While the influx of new clients was indisputable, there was another side to the story, said Kevin MacNaughton, Air Partner MD – Charter. “New business has genuinely gone up. But the other side is that the business flyer and the existing flyer have not flown the same volume of flights.” Neither did he expect corporate clients to make a quick return. “We are not depending on corporates. Corporates will be further down the track – maybe in Q4.”

Similar caution was voiced by Mills of Tag Aviation. “I don’t think we can rely on corporate travel this summer. All are reviewing their corporate travel bookings in September, not June.” Also, regardless of the vaccines release, the authorities will have to analyse the data before relaxing border controls. “The shackles [on travel] won’t be released until that data are analysed,” said Mills. “I hope we will see an increase in business this summer. But it’s not going to be a ballistic summer for that reason.” He also reported the widespread deferral of luxury travel bookings from this October or November to 2022.

Back at the lower cost end of the charter, Robert Fisch, Luxaviation President Aviation Services hailed the launch of the new charter flight business Flyer. Launched yesterday, the service would “bridge the gap between commercial travel and business aviation”, said Fisch, who is also the company’s MD. Flyer operates a fleet of four new Beechcraft King Air 250 and 260 aircraft based in Belgium. “We were seeking to find a solution for travellers who were concerned about safety and for making business aviation more accessible,” he said. “Flyer combines the accessibility of scheduled airlines with the flexibility of private aviation.”

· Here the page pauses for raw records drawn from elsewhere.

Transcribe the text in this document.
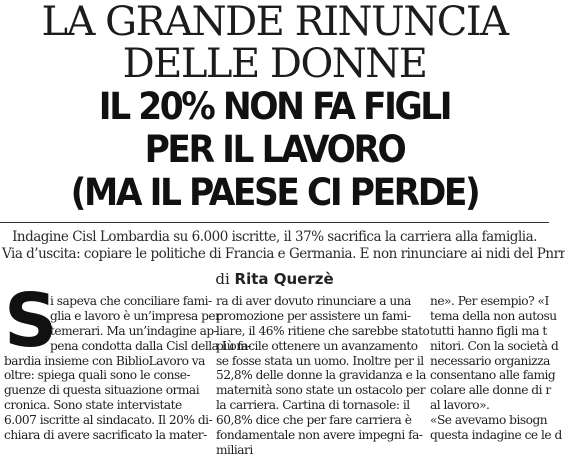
LA GRANDE RINUNCIA
DELLE DONNE
IL 20% NON FA FIGLI
PER IL LAVORO
(MA IL PAESE CI PERDE)
Indagine Cisl Lombardia su 6.000 iscritte, il 37% sacrifica la carriera alla famiglia.
Via d’uscita: copiare le politiche di Francia e Germania. E non rinunciare ai nidi del Pnrr
di Rita Querzè
S
i sapeva che conciliare fami-
glia e lavoro è un’impresa per
temerari. Ma un’indagine ap-
pena condotta dalla Cisl della Lom-
bardia insieme con BiblioLavoro va
oltre: spiega quali sono le conse-
guenze di questa situazione ormai
cronica. Sono state intervistate
6.007 iscritte al sindacato. Il 20% di-
chiara di avere sacrificato la mater-
ra di aver dovuto rinunciare a una
promozione per assistere un fami-
liare, il 46% ritiene che sarebbe stato
più facile ottenere un avanzamento
se fosse stata un uomo. Inoltre per il
52,8% delle donne la gravidanza e la
maternità sono state un ostacolo per
la carriera. Cartina di tornasole: il
60,8% dice che per fare carriera è
fondamentale non avere impegni fa-
miliari
ne». Per esempio? «I
tema della non autosu
tutti hanno figli ma t
nitori. Con la società d
necessario organizza
consentano alle famig
colare alle donne di r
al lavoro».
«Se avevamo bisogn
questa indagine ce le d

Consolidation in the air charter market was highlighted by Ford von Weise, Citi Private Bank, director, head Global Aircraft Finance & Advisory Services. “The industry is changing more now than we have seen in the past 15 to 20 years,” he said, after Wheels Up revealed plans to merge with Aspirational Consumer Lifestyle, to give the company an enterprise value of $2.091bn.

‘The end of the Mom and Pop small company era’

“This could be a landscape change, signalling the end of the ‘Mom and Pop’ small company era in the industry,” said von Weise, who moderated the forum ‘Across the pond – what’s happening in the US?’

Determined to find the business opportunities created by growing consolidation was Fabian Bello, Journey Aviation CEO. “We started as a boutique operator and grew by word-of-mouth and by asking: ‘What do you need? We will provide the service’”. There will always be a place for organisations like this, he continued. “The way to make it work for them [very large operators] is to stick to A, B and C and people [customers] either adapt to that, or it is not a good fit for them. In those scenarios, there are opportunities for people like us because we can adapt and change and offer something they are not offering.”

Bello concluded: “We have an opportunity to make it, even if we don’t have 100 or 200 airplanes.”

Priester, of family business Priester Aviation said: “Two things are happening – a roll up strategy and a roll up consequence.” The very large companies were making a clear play for both technology and supply. The “roll up consequence” for the two-, three-, four- and five-plane operator, post pandemic would be to assess their place in the industry.

Managing the complexities of regulatory compliance and the additional costs that followed would be increasingly challenging. “For a small operator to do that and win from a pricing standpoint continues to get more difficult,” said Priester. “Rolling up companies creates this cauldron of possible transactions.”

And then, there was Brexit and its impact on the global private jet market. But perhaps we will leave that tangled topic until another day.